Abstract The COVID 19 pandemic has been associated with the development of proteinuria in up to 40% of hospitalized patients. This cardinal manifestation of kidney disease is most likely related to effects of the extensive cytokine storm in these patients on glomeruli, the filtering units of the kidney. Using five years of experience with studying cytokine storms related to Common Cold induced relapse of some forms of human kidney disease, we developed four novel “cytokine cocktail” models of the COVID 19 cytokine storm. These cytokine cocktails contain components of the Innate and Adaptive immune response in a specific additive sequence and induce acute albuminuria in mice. Also included in the cocktails is soluble Angiotensin Converting Enzyme 2 (sACE2), a circulating form of the receptor for COVID 19 in humans. The presence of heightened kidney disease in mice that are hypomorphs for the podocyte expressed transcriptional factor Zhx2 may provide a partial genetic basis for greater severity of disease in select populations. Using cytokine depletion and cytokine receptor blockage, we noted that it is possible to developed treatment strategies to treat COVID related kidney disease. In Specific Aim 1, we will conduct mechanistic studies in the podocyte related to the effect of cytokine cocktail on the Interleukin 4 receptor, Interleukin 13 receptor, Tumor Necrosis Factor α receptor, and transmembrane ACE2. In vivo studies using knockout mice and in vitro studies using cultured podocytes will be conducted. In Specific Aim 2, we will investigate mechanisms involved in the pathogenesis of COVID 19 related glomerular disease, especially collapsing glomerulopathy. Mice deficient in glomerular endothelial Integrin β5 expression, podocyte Zhx2 expression, or both will be used. Combination of Integrin β5 expression deficient mice with those also deficient in podocyte cytokine receptors and Tumor Necrosis Factor α receptor will be used to study paracrine and autocrine feedback loops. In Specific Aim 3, we will conduct systematic current cytokine depletion and receptor blockage strategies, and also use them in combination to develop a novel therapeutic paradigm for the treatment of COVID 19 related glomerular disease. It is likely that these depletion strategies will benefit other end organ damage caused by the COVID 19 cytokine storm.

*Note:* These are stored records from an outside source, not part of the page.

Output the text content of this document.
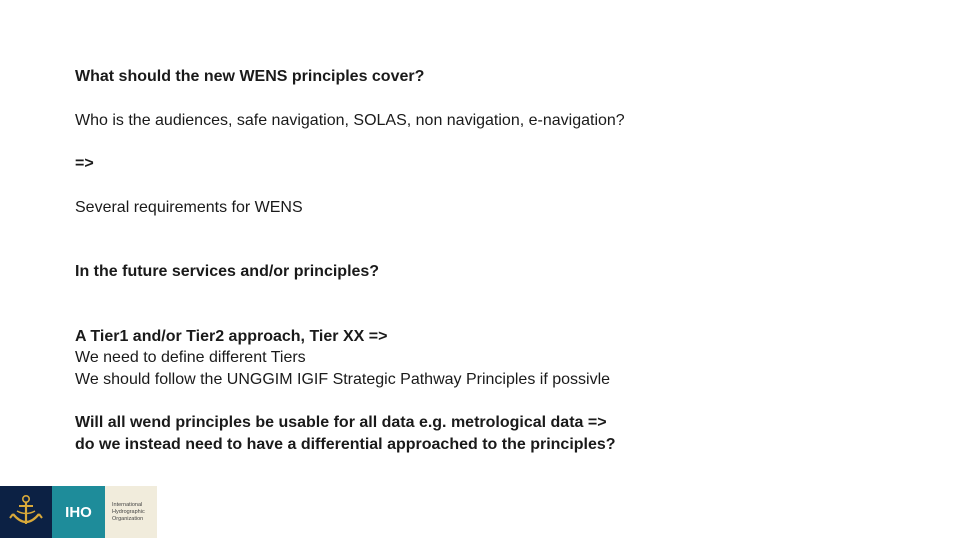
What should the new WENS principles cover?

Who is the audiences, safe navigation, SOLAS, non navigation, e-navigation?

=>

Several requirements for WENS

In the future services and/or principles?

A Tier1 and/or Tier2 approach, Tier XX =>

We need to define different Tiers

We should follow the UNGGIM IGIF Strategic Pathway Principles if possivle

Will all wend principles be usable for all data e.g. metrological data =>

do we instead need to have a differential approached to the principles?

IHO	International
Hydrographic
Organization
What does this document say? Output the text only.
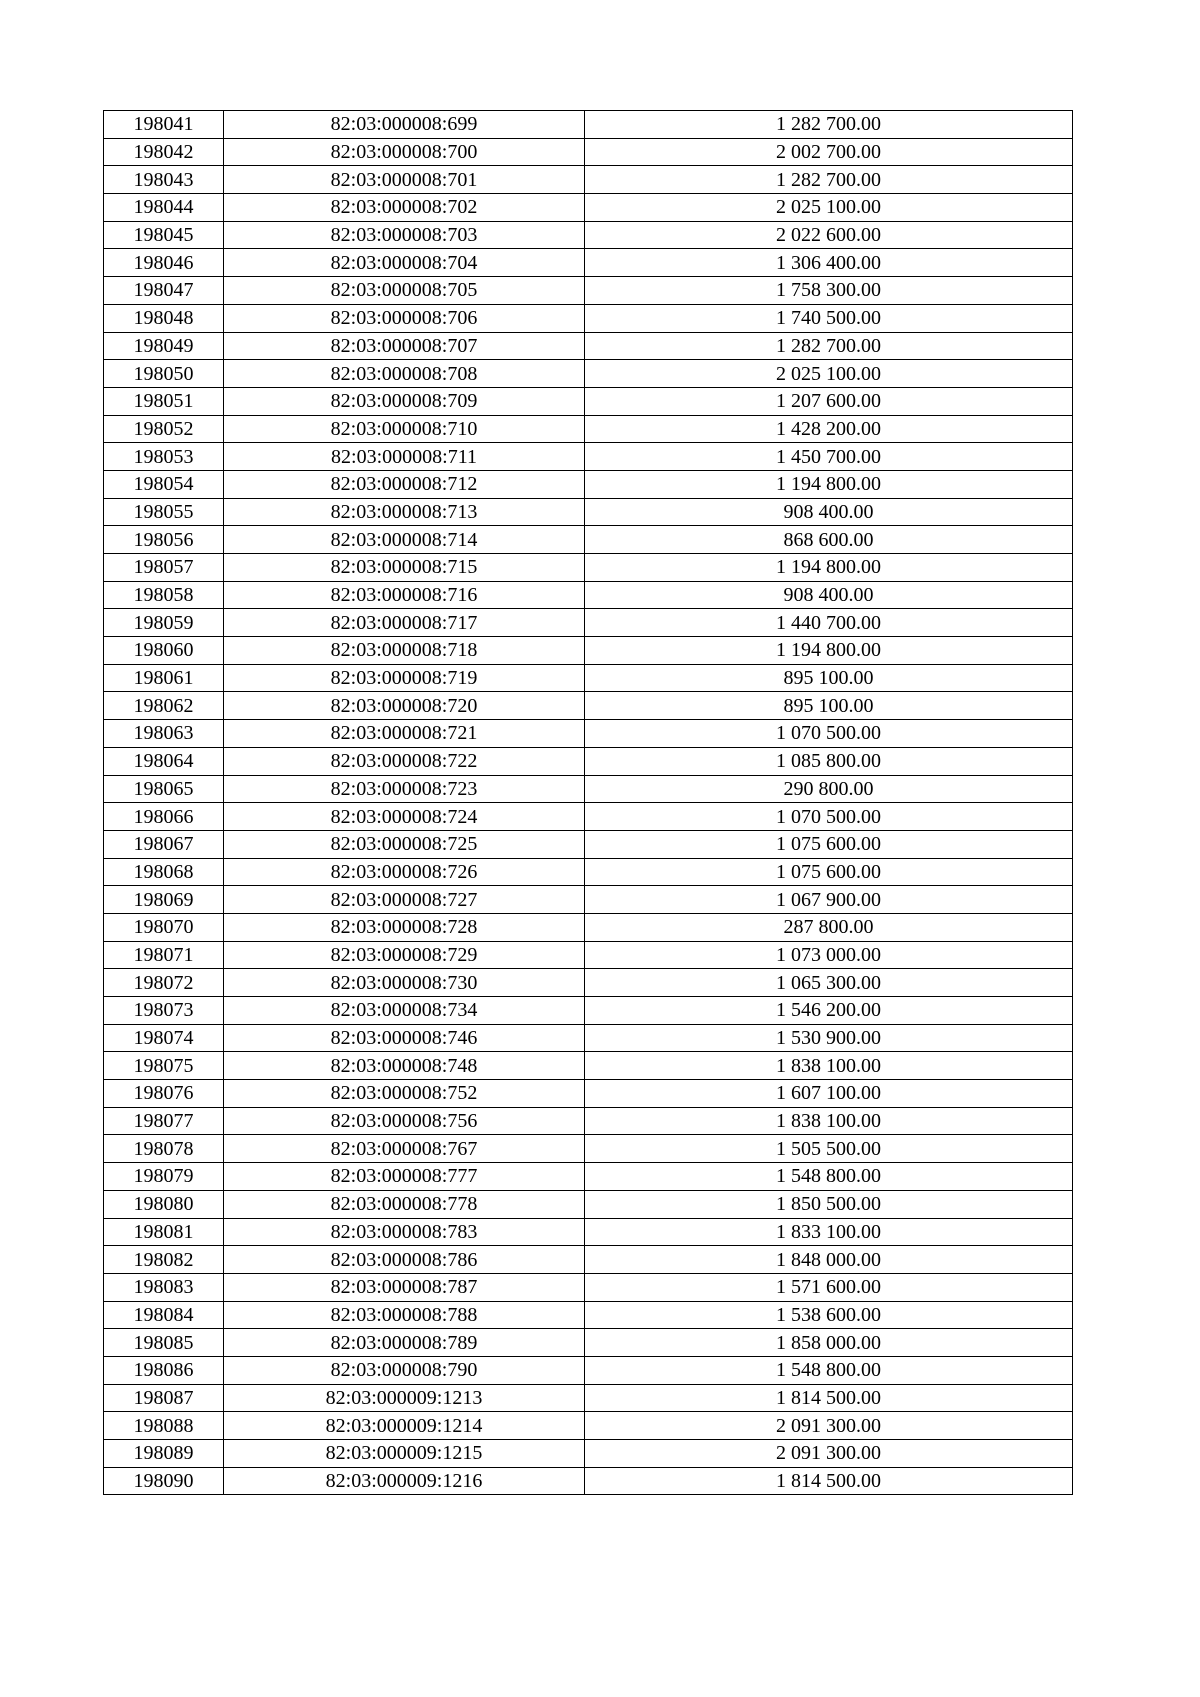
198041	82:03:000008:699	1 282 700.00
198042	82:03:000008:700	2 002 700.00
198043	82:03:000008:701	1 282 700.00
198044	82:03:000008:702	2 025 100.00
198045	82:03:000008:703	2 022 600.00
198046	82:03:000008:704	1 306 400.00
198047	82:03:000008:705	1 758 300.00
198048	82:03:000008:706	1 740 500.00
198049	82:03:000008:707	1 282 700.00
198050	82:03:000008:708	2 025 100.00
198051	82:03:000008:709	1 207 600.00
198052	82:03:000008:710	1 428 200.00
198053	82:03:000008:711	1 450 700.00
198054	82:03:000008:712	1 194 800.00
198055	82:03:000008:713	908 400.00
198056	82:03:000008:714	868 600.00
198057	82:03:000008:715	1 194 800.00
198058	82:03:000008:716	908 400.00
198059	82:03:000008:717	1 440 700.00
198060	82:03:000008:718	1 194 800.00
198061	82:03:000008:719	895 100.00
198062	82:03:000008:720	895 100.00
198063	82:03:000008:721	1 070 500.00
198064	82:03:000008:722	1 085 800.00
198065	82:03:000008:723	290 800.00
198066	82:03:000008:724	1 070 500.00
198067	82:03:000008:725	1 075 600.00
198068	82:03:000008:726	1 075 600.00
198069	82:03:000008:727	1 067 900.00
198070	82:03:000008:728	287 800.00
198071	82:03:000008:729	1 073 000.00
198072	82:03:000008:730	1 065 300.00
198073	82:03:000008:734	1 546 200.00
198074	82:03:000008:746	1 530 900.00
198075	82:03:000008:748	1 838 100.00
198076	82:03:000008:752	1 607 100.00
198077	82:03:000008:756	1 838 100.00
198078	82:03:000008:767	1 505 500.00
198079	82:03:000008:777	1 548 800.00
198080	82:03:000008:778	1 850 500.00
198081	82:03:000008:783	1 833 100.00
198082	82:03:000008:786	1 848 000.00
198083	82:03:000008:787	1 571 600.00
198084	82:03:000008:788	1 538 600.00
198085	82:03:000008:789	1 858 000.00
198086	82:03:000008:790	1 548 800.00
198087	82:03:000009:1213	1 814 500.00
198088	82:03:000009:1214	2 091 300.00
198089	82:03:000009:1215	2 091 300.00
198090	82:03:000009:1216	1 814 500.00
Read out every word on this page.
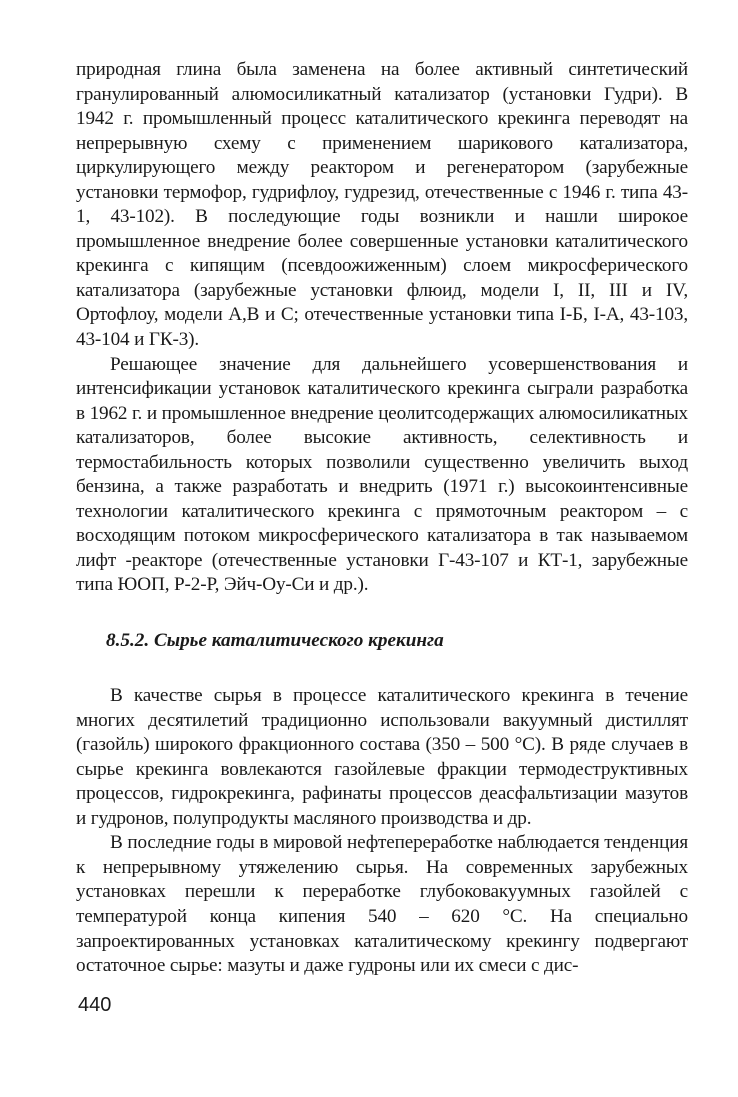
природная глина была заменена на более активный синтетический гранулированный алюмосиликатный катализатор (установки Гудри). В 1942 г. промышленный процесс каталитического крекинга переводят на непрерывную схему с применением шарикового катализатора, циркулирующего между реактором и регенератором (зарубежные установки термофор, гудрифлоу, гудрезид, отечественные с 1946 г. типа 43-1, 43-102). В последующие годы возникли и нашли широкое промышленное внедрение более совершенные установки каталитического крекинга с кипящим (псевдоожиженным) слоем микросферического катализатора (зарубежные установки флюид, модели I, II, III и IV, Ортофлоу, модели А,В и С; отечественные установки типа I-Б, I-А, 43-103, 43-104 и ГК-3).

Решающее значение для дальнейшего усовершенствования и интенсификации установок каталитического крекинга сыграли разработка в 1962 г. и промышленное внедрение цеолитсодержащих алюмосиликатных катализаторов, более высокие активность, селективность и термостабильность которых позволили существенно увеличить выход бензина, а также разработать и внедрить (1971 г.) высокоинтенсивные технологии каталитического крекинга с прямоточным реактором – с восходящим потоком микросферического катализатора в так называемом лифт -реакторе (отечественные установки Г-43-107 и КТ-1, зарубежные типа ЮОП, Р-2-Р, Эйч-Оу-Си и др.).

8.5.2. Сырье каталитического крекинга

В качестве сырья в процессе каталитического крекинга в течение многих десятилетий традиционно использовали вакуумный дистиллят (газойль) широкого фракционного состава (350 – 500 °С). В ряде случаев в сырье крекинга вовлекаются газойлевые фракции термодеструктивных процессов, гидрокрекинга, рафинаты процессов деасфальтизации мазутов и гудронов, полупродукты масляного производства и др.

В последние годы в мировой нефтепереработке наблюдается тенденция к непрерывному утяжелению сырья. На современных зарубежных установках перешли к переработке глубоковакуумных газойлей с температурой конца кипения 540 – 620 °С. На специально запроектированных установках каталитическому крекингу подвергают остаточное сырье: мазуты и даже гудроны или их смеси с дис-

440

抽象的 COVID 19大流行与蛋白尿的发展有关40％ 住院的患者。这种肾脏疾病的主要表现很可能与 这些患者广泛的细胞因子风暴对肾小球的影响，肾小球的过滤单元 肾。利用研究与普通感冒有关的细胞因子风暴的五年经验 引起某些形式的人类肾脏疾病的缓解，我们开发了四种新颖的“细胞因子 Covid 19细胞因子风暴的鸡尾酒”。这些细胞因子鸡尾酒包含成分 特定添加剂序列中的先天和适应性免疫响应和急性影响 小鼠蛋白尿。鸡尾酒中还包括固体血管紧张素转化酶2 （SACE2），是人类Covid 19的接收器的循环形式。增加的存在 小鼠的肾脏疾病是足细胞表达转录因子的肌病 ZHX2可以为某些人群的疾病严重程度更高的遗传基础提供部分遗传基础。 使用细胞因子部署和细胞因子接收器阻塞，我们注意到可以开发 治疗相关肾脏疾病的治疗策略。 在特定的目标1中，我们将在足细胞中进行机械研究与 白介素4受体，白介素13受体，肿瘤坏死因子α上的细胞因子鸡尾酒α 受体和跨膜ACE2。使用基因敲除小鼠和体外研究的体内研究 将使用培养的足细胞进行。 在特定的目标2中，我们将研究参与Covid 19的发病机理的机制 相关的肾小球疾病，尤其是肾小球病原体。缺乏肾小球的小鼠 内皮整联蛋白β5表达，足细胞ZHX2表达或两者都将使用。组合 整联蛋白β5表达缺乏小鼠的小鼠，那些也缺乏足细胞细胞因子受体的小鼠 和肿瘤坏死因子α受体将用于研究旁分泌和自分泌反馈 循环。 在特定目标3中，我们将进行系统的电流细胞因子耗竭和接收器阻塞 策略，还将它们结合起来开发一种新型的热范式 治疗19.相关的肾小球疾病。这些部署策略可能会 受益于COVID 19细胞因子风暴造成的其他最终器官损伤。